И пришло что-то еще: ощущение того, что он изменился. Это
ощущение не нравилось Джонни. Он не доверял ему. Джонни считал, что любое
изменение ни к чему хорошему не приведет. Оно предвещает, думал он, лишь печаль
и плохие времена. Джонни вступил в темноту, обладая всем, теперь же он
чувствовал, что выходит из нее, не имея абсолютно ничего, – разве только в нем
появилось что-то странное, незнакомое.
Сон кончался. Что бы это ни было, оно кончалось. Комната
была теперь вполне реальна, почти осязаема. Голоса, лица…
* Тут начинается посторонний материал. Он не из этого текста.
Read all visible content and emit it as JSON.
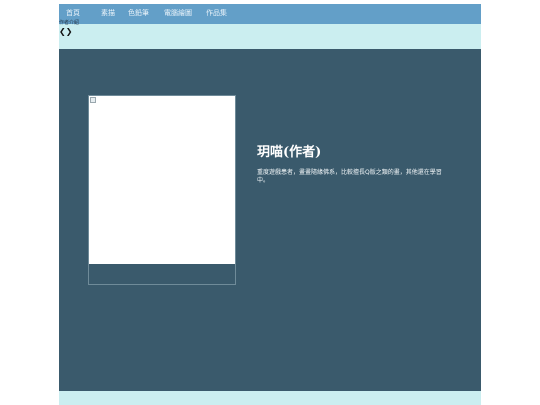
{
  "nav": {
    "items": [
      {
        "label": "首頁"
      },
      {
        "label": "素描"
      },
      {
        "label": "色鉛筆"
      },
      {
        "label": "電腦繪圖"
      },
      {
        "label": "作品集"
      }
    ]
  },
  "breadcrumb": "作者介紹",
  "carousel": {
    "prev_icon": "chevron-left-icon",
    "next_icon": "chevron-right-icon",
    "prev_glyph": "❮",
    "next_glyph": "❯"
  },
  "author": {
    "name": "玥喵(作者)",
    "description": "重度遊戲患者，畫畫隨緣佛系，比較擅長Q版之類的畫，其他還在學習中。"
  },
  "colors": {
    "navbar": "#639fc8",
    "page_bg": "#cbeef0",
    "main_panel": "#3a5a6c"
  }
}
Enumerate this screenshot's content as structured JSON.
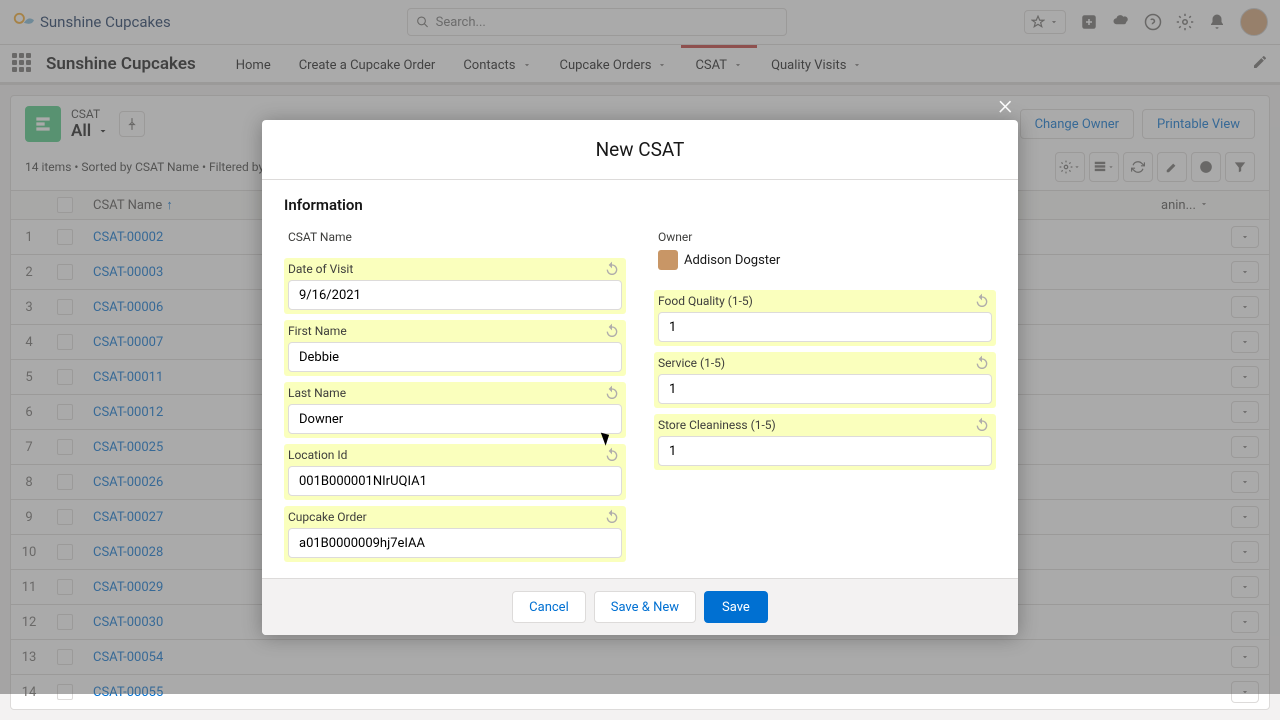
{
  "header": {
    "brand": "Sunshine Cupcakes",
    "search_ph": "Search..."
  },
  "nav": {
    "app": "Sunshine Cupcakes",
    "tabs": [
      "Home",
      "Create a Cupcake Order",
      "Contacts",
      "Cupcake Orders",
      "CSAT",
      "Quality Visits"
    ],
    "active": 4
  },
  "list": {
    "object": "CSAT",
    "view": "All",
    "meta": "14 items • Sorted by CSAT Name • Filtered by",
    "actions": {
      "change_owner": "Change Owner",
      "printable": "Printable View"
    },
    "col1": "CSAT Name",
    "col_last": "anin...",
    "rows": [
      "CSAT-00002",
      "CSAT-00003",
      "CSAT-00006",
      "CSAT-00007",
      "CSAT-00011",
      "CSAT-00012",
      "CSAT-00025",
      "CSAT-00026",
      "CSAT-00027",
      "CSAT-00028",
      "CSAT-00029",
      "CSAT-00030",
      "CSAT-00054",
      "CSAT-00055"
    ]
  },
  "modal": {
    "title": "New CSAT",
    "section": "Information",
    "left": {
      "csat_name_lbl": "CSAT Name",
      "date_lbl": "Date of Visit",
      "date_val": "9/16/2021",
      "fn_lbl": "First Name",
      "fn_val": "Debbie",
      "ln_lbl": "Last Name",
      "ln_val": "Downer",
      "loc_lbl": "Location Id",
      "loc_val": "001B000001NIrUQIA1",
      "ord_lbl": "Cupcake Order",
      "ord_val": "a01B0000009hj7eIAA"
    },
    "right": {
      "owner_lbl": "Owner",
      "owner_val": "Addison Dogster",
      "fq_lbl": "Food Quality (1-5)",
      "fq_val": "1",
      "sv_lbl": "Service (1-5)",
      "sv_val": "1",
      "sc_lbl": "Store Cleaniness (1-5)",
      "sc_val": "1"
    },
    "buttons": {
      "cancel": "Cancel",
      "save_new": "Save & New",
      "save": "Save"
    }
  }
}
Он собирался войти в комнату. И вдруг ему показалось, что он
хочет только одного – повернуться и бежать, скрыться в этом темном проходе
навсегда. Ничего хорошего его там не ожидало, но все же лучше уйти навечно, чем
проникнуть в комнату и испытывать это новое ощущение печали и грядущей утраты.
Он обернулся и посмотрел назад – да, так и есть: в том
месте, где стены комнаты становились цвета темного хрома, позади одного из
стульев, незаметно для входящих и выходящих светлых фигур, комната превращалась
в проход, уводивший, как он подозревал, в вечность. Там исчез тот, другой
голос, голос…
Таксиста.
Да. Теперь он все вспомнил. Поездку на такси, водителя,
поносившего сына за длинные волосы, за то, что тот считал Никсона свиньей.
Затем свет четырех фар, двигавшихся по склону, – две пары фар по обе стороны
белой линии. Столкновение. Никакой боли, лишь мысль о том, что ноги задели
счетчик, да так сильно, что он сорвался с кронштейна. Затем холодная сырость,
темный проход, а теперь это странное ощущение.